O argumento é dado por

\[ \bbox[#99CCFF,10px] {\theta=\operatorname{arg}(z)=\operatorname{arctg}\left(\frac{y}{x}\right)} \]

Para z₁

\[ \begin{gathered} \theta_{1}=\operatorname{arctg}\left(\frac{3}{\sqrt{3}}.\frac{\sqrt{3}}{\sqrt{3}}\right)\\ \theta_{1}=\operatorname{arctg}\left(\frac{3\sqrt{3}}{3}\right)\\ \theta_{1}=\operatorname{arctg}\left(\sqrt{3}\right)\\ \theta _{1}=\frac{\pi}{3} \end{gathered} \]

Para z₂

\[ \begin{gathered} \theta_{2}=\operatorname{arctg}\left(\frac{\frac{\sqrt{3}}{2}}{\frac{3}{2}}\right)\\ \theta_{2}=\operatorname{arctg}\left(\frac{\sqrt{3}}{2}.\frac{2}{3}\right)\\ \theta_{2}=\operatorname{arctg}\left(\frac{\sqrt{3}}{3}\right)\\ \theta_{2}=-{\frac{\pi }{6}} \end{gathered} \]

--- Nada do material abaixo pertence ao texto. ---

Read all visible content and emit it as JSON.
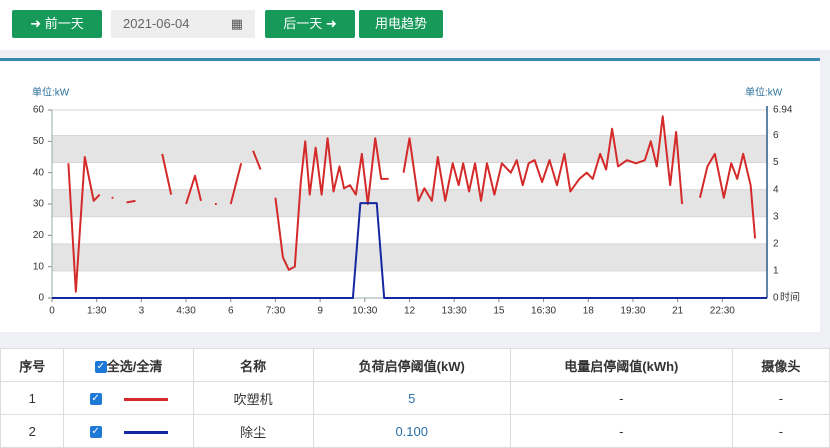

Escrevendo z na forma polar

\[ \bbox[#99CCFF,10px] {z=r(\cos \theta +i\operatorname{sen}\theta )\ \ ,\ r=|z|} \]

\[ \bbox[#FFCCCC,10px] {z_{1}=2\sqrt{3}\;\left(\cos \frac{\pi }{3}+i\operatorname{sen}\frac{\pi}{3}\right)} \]

\[ z_{2}=\sqrt{3}\;\left[\cos \left(-{\frac{\pi}{6}}\right)+i\operatorname{sen}\left(-{\frac{\pi }{6}}\right)\right] \]

Como cosseno é uma função par \( \cos \left(-{\frac{\pi }{6}}\right)=\cos \left(\frac{\pi }{6}\right) \), e como seno é uma função ímpar \( \operatorname{sen}\left(-{\frac{\pi}{6}}\right)=-\operatorname{sen}\left(\frac{\pi }{6}\right) \)

\[ \bbox[#FFCCCC,10px] {z_{2}=\sqrt{3}\;\left(\cos \frac{\pi }{6}-i\operatorname{sen}\frac{\pi}{6}\right)} \]

A multicação de números complexos na forma polar é dada por

\[ \bbox[#99CCFF,10px] {z_{1}z_{2}=r_{1}r_{2}[\cos (\theta _{1}+\theta_{2})+i\operatorname{sen}(\theta_{1}+\theta _{2})]} \]

\[ \begin{gathered} z_{1}z_{2}=2.\sqrt{3}.\sqrt{3}.\left[\cos\left(\frac{\pi }{3}-\frac{\pi}{6}\right)+i\operatorname{sen}\left(\frac{\pi }{3}-\frac{\pi}{6}\right)\right]\\ z_{1}z_{2}=6.\left[\cos \left(\frac{2\pi -\pi}{6}\right)+i\operatorname{sen}\left(\frac{2\pi -\pi}{6}\right)\right]\\ z_{1}z_{2}=6.\left[\cos \left(\frac{\pi}{6}\right)+i\operatorname{sen}\left(\frac{\pi}{6}\right)\right] \end{gathered} \]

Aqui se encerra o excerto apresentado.